One of the problems with exposing myself to reality TV is that I also expose myself to TV commericials, and I will buy anything anyone tells me to. As a result, I found myself on Wednesday driving about 20 minutes round trip to pick up a Hardee’s Low Carb Thickburger. “How did they make a fast-food hamburger with so few carbohydrates? I asked myself. I got it home and found the secret: no bun – it’s wrapped in lettuce. It’s not bad, really. It’s kind of like a giant ground beef spring roll. But I don’t think I’ll be making any more 20 minute round trips to get one. “Mike and Chris have promised that at their next brunch, in consideration of any low-carb dieters, they’re going to make meat waffles.

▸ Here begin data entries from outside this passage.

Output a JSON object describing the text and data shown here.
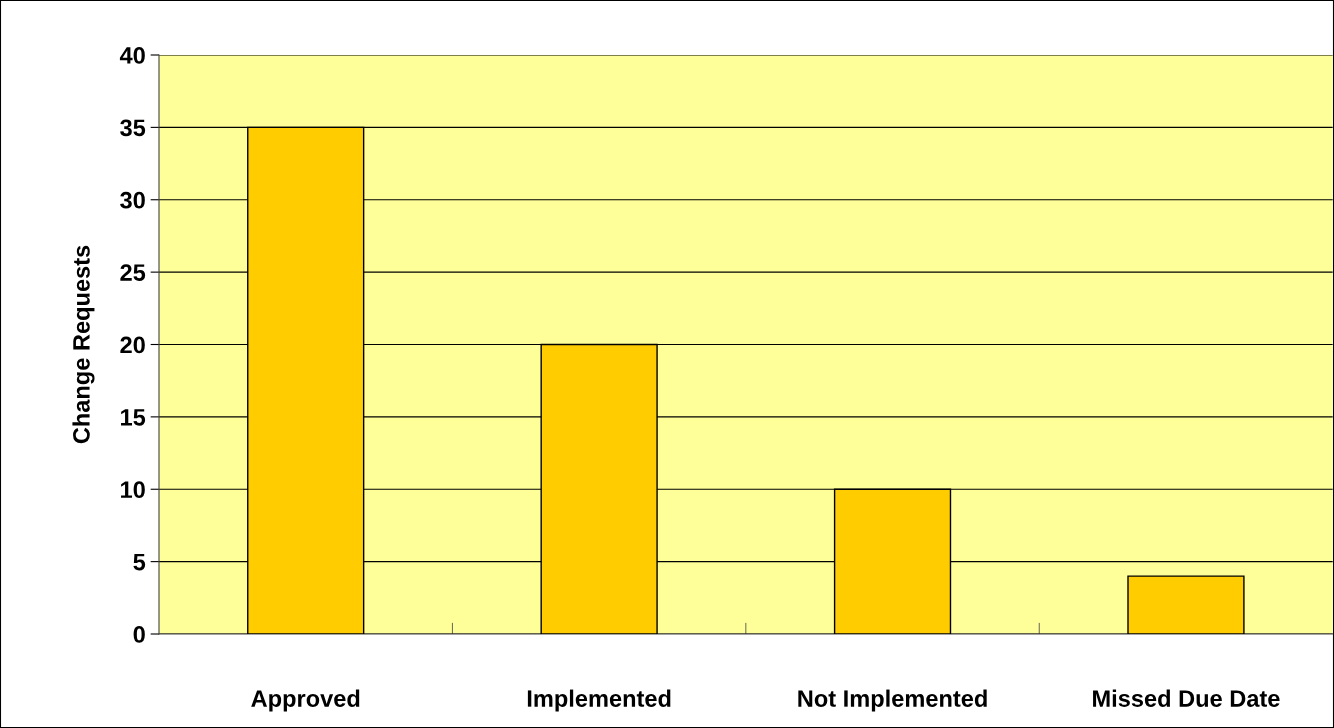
{
  "chart_data": {
    "type": "bar",
    "ylabel": "Change Requests",
    "categories": [
      "Approved",
      "Implemented",
      "Not Implemented",
      "Missed Due Date"
    ],
    "values": [
      35,
      20,
      10,
      4
    ],
    "color": "#ffcc00",
    "ylim": [
      0,
      40
    ],
    "yticks": [
      0,
      5,
      10,
      15,
      20,
      25,
      30,
      35,
      40
    ],
    "grid": "y",
    "legend": false
  }
}
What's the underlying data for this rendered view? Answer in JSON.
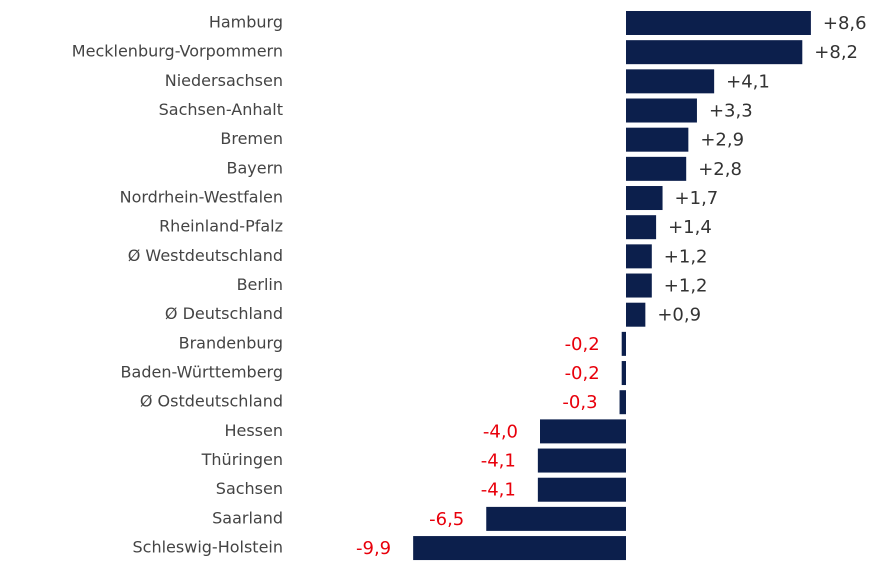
{
  "chart_data": {
    "type": "bar",
    "orientation": "horizontal",
    "color": "#0c1f4c",
    "categories": [
      "Hamburg",
      "Mecklenburg-Vorpommern",
      "Niedersachsen",
      "Sachsen-Anhalt",
      "Bremen",
      "Bayern",
      "Nordrhein-Westfalen",
      "Rheinland-Pfalz",
      "Ø Westdeutschland",
      "Berlin",
      "Ø Deutschland",
      "Brandenburg",
      "Baden-Württemberg",
      "Ø Ostdeutschland",
      "Hessen",
      "Thüringen",
      "Sachsen",
      "Saarland",
      "Schleswig-Holstein"
    ],
    "values": [
      8.6,
      8.2,
      4.1,
      3.3,
      2.9,
      2.8,
      1.7,
      1.4,
      1.2,
      1.2,
      0.9,
      -0.2,
      -0.2,
      -0.3,
      -4.0,
      -4.1,
      -4.1,
      -6.5,
      -9.9
    ],
    "value_labels": [
      "+8,6",
      "+8,2",
      "+4,1",
      "+3,3",
      "+2,9",
      "+2,8",
      "+1,7",
      "+1,4",
      "+1,2",
      "+1,2",
      "+0,9",
      "-0,2",
      "-0,2",
      "-0,3",
      "-4,0",
      "-4,1",
      "-4,1",
      "-6,5",
      "-9,9"
    ]
  }
}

I can hardly wait.”
While finishing off the No Bun Weirdburger, I remembered another time I went considerably out of my way to eat something ultimately disappointing. When I lived in Tokyo, my aunt and uncle came to visit and we went to Kyoto. My aunt went out for a walk one morning and returned to the hotel unable to talk about anything but the cinnamon rolls she had smelled from a small bakery. She went on about it all day long, and made me promise that I would go with her the next day to negotiate the purchase of these items, since I had been in Japan for several months by that point, honing my smiling and pointing skills.
We set out the next morning at roughly the crack of dawn “she really was like a kid on Christmas day” and found the “bakery in question, which looked more like a machine shop. But there was no denying the intense aroma of cinnamon baked goods. I found someone who worked there, who reacted the way many Japanese do when they encounter a foreigner, which is roughly the way they do when they encounter Godzilla. I finally managed to convince him that we weren’t there to step on cars, but wanted to buy what they were baking. The delight on my aunt’s face when I emerged holding a bag of goodies was almost spiritual. We each removed one item from the bag, and took a big bite of … something with the consistency of a building material. Perhaps a wood laminate, or polycarbonate. It was undeniably cinnamon, but to this day I’m not entirely certain it was food. Somewhere I have a picture of my aunt trying in vain to bite through hers, with a there-is-no-Santa look on her face.